Success with Air Plants
No luck with houseplants or just want something new? Try an air plant! These tropical plants are epiphytes, which means they don't need potting soil and require only minimal care. Tiny scales on their leaves, called trichomes, absorb water and nutrients directly from the air, and even help shade the plant from scorching sun. The plants' "roots" are used only for clinging and do not absorb water and nutrients like earthbound plants.
Decorating with Air Plants
Air plants, aka tillandsias, are perfect for craft projects, small-space living, and finally giving brown-thumb gardeners some bragging rights. Tuck them into shells and driftwood crevices, glass baubles and wire baskets, or superglue their roots to stones or wood. Place them amongst your larger houseplants, between the leaves or around the base. They make ideal companions for orchids, cactus and bromeliads. Or, just set them unadorned on a windowsill or sunny shelf.
Light and Temperature
All air plants come from tropical climates where cold and freezing never occur. It's important to keep them at temperatures you find comfortable without a sweater?generally from the 60s and warmer. Avoid placing them close to air conditioner vents and cold winter windows.
Air plants do best with at least a few hours of bright, indirect sun daily. Placement within 1 to 3 feet of an east- or west-facing window, or within a foot or two of an artificial light source is ideal. If you keep them well watered, they can have hotter, more direct sun and longer exposure. Avoid dimly lit locations.
Watering and Fertilizing
The appearance of your air plant's leaves can give you clues about how to care for it.
Fuzzy leaves with feathery, white, silvery, and dusty coatings indicate xeric types that come from sunny, dry climates, where rainfall is less frequent. Their pronounced trichomes collect maximum water when it falls and hold it for use during dry periods. They need watering only once or twice a week and can tolerate more sun.
Smooth, glossy leaves are most common on mesic types that come from shaded, moist rain and cloud forests, where water is plentiful. They have less pronounced trichomes and less protection from drying out and hot sun. They need more frequent watering.
The best way to water your air plant depends on the plant, its location and your own preferences. Use room temperature tap or rainwater, but never softened water because the salt in it can damage your plants.
Choose the most convenient method for you and your plants:
- Misting is perfect for plants inside globes or displays, and for people who like daily interaction with their plants. Mist three to seven times a week, depending on the type of plant, and try to wet all surfaces.
- Dunking is good for plants that are attached to wood or freestanding, as well as those with dense or very curly leaves that are hard to mist thoroughly. Dip the whole plant briefly into a pan of water or a freshwater fish tank, or put under a running faucet. Use this method two to four times per week for mesic types and once a week for xeric types.

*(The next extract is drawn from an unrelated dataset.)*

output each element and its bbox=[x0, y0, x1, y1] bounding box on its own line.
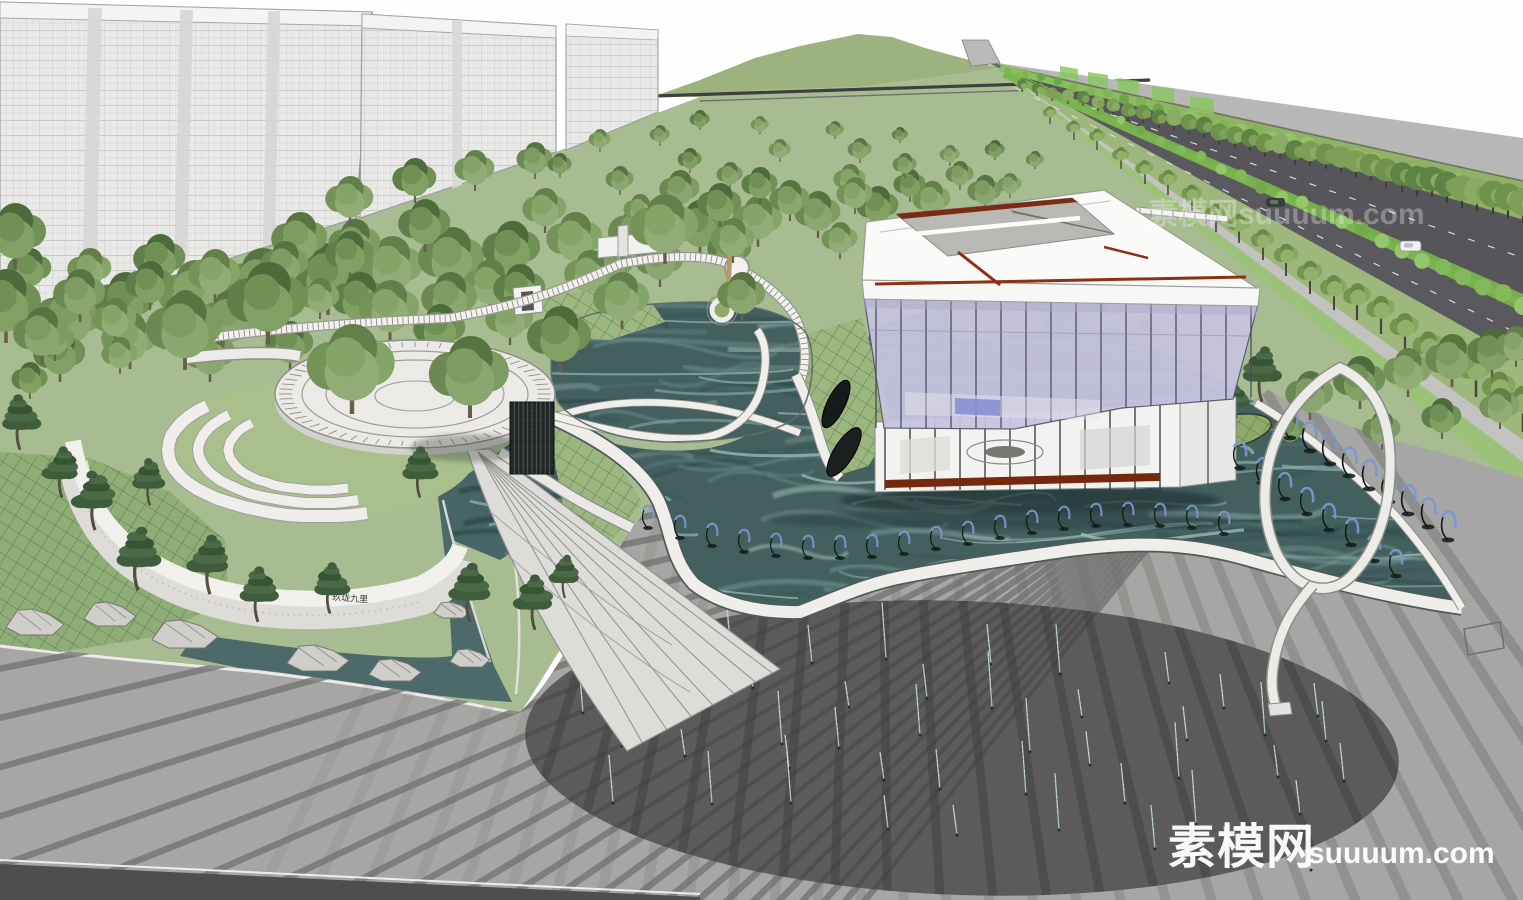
svg-text:素模网suuuum.com: 素模网suuuum.com bbox=[1148, 198, 1425, 231]
svg-text:suuuum.com: suuuum.com bbox=[1308, 837, 1495, 870]
svg-text:素模网: 素模网 bbox=[1168, 821, 1315, 874]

- Soaking helps revive dry plants. Submerge the whole plant for 1 to 3 hours. Use this method once a week or after a period of neglect.
After watering, shake out the excess so that no standing water remains in the center. Let plants dry in a well-ventilated place so they don't remain wet. Water more frequently in air conditioning, hot weather and desert climates, and less frequently in cool, cloudy weather. Tip: When "planting" avoid tucking them into moss that stays damp, which may cause air plants to rot.
Fertilize air plants once or twice a month with a water-soluble orchid or tillandsia fertilizer, following package instructions for dilution. Use the misting or dunking method. These special fertilizers do not contain urea nitrogen, which air plants cannot use. Tip: If your plant is very dry, soak it first, then fertilize it the next day.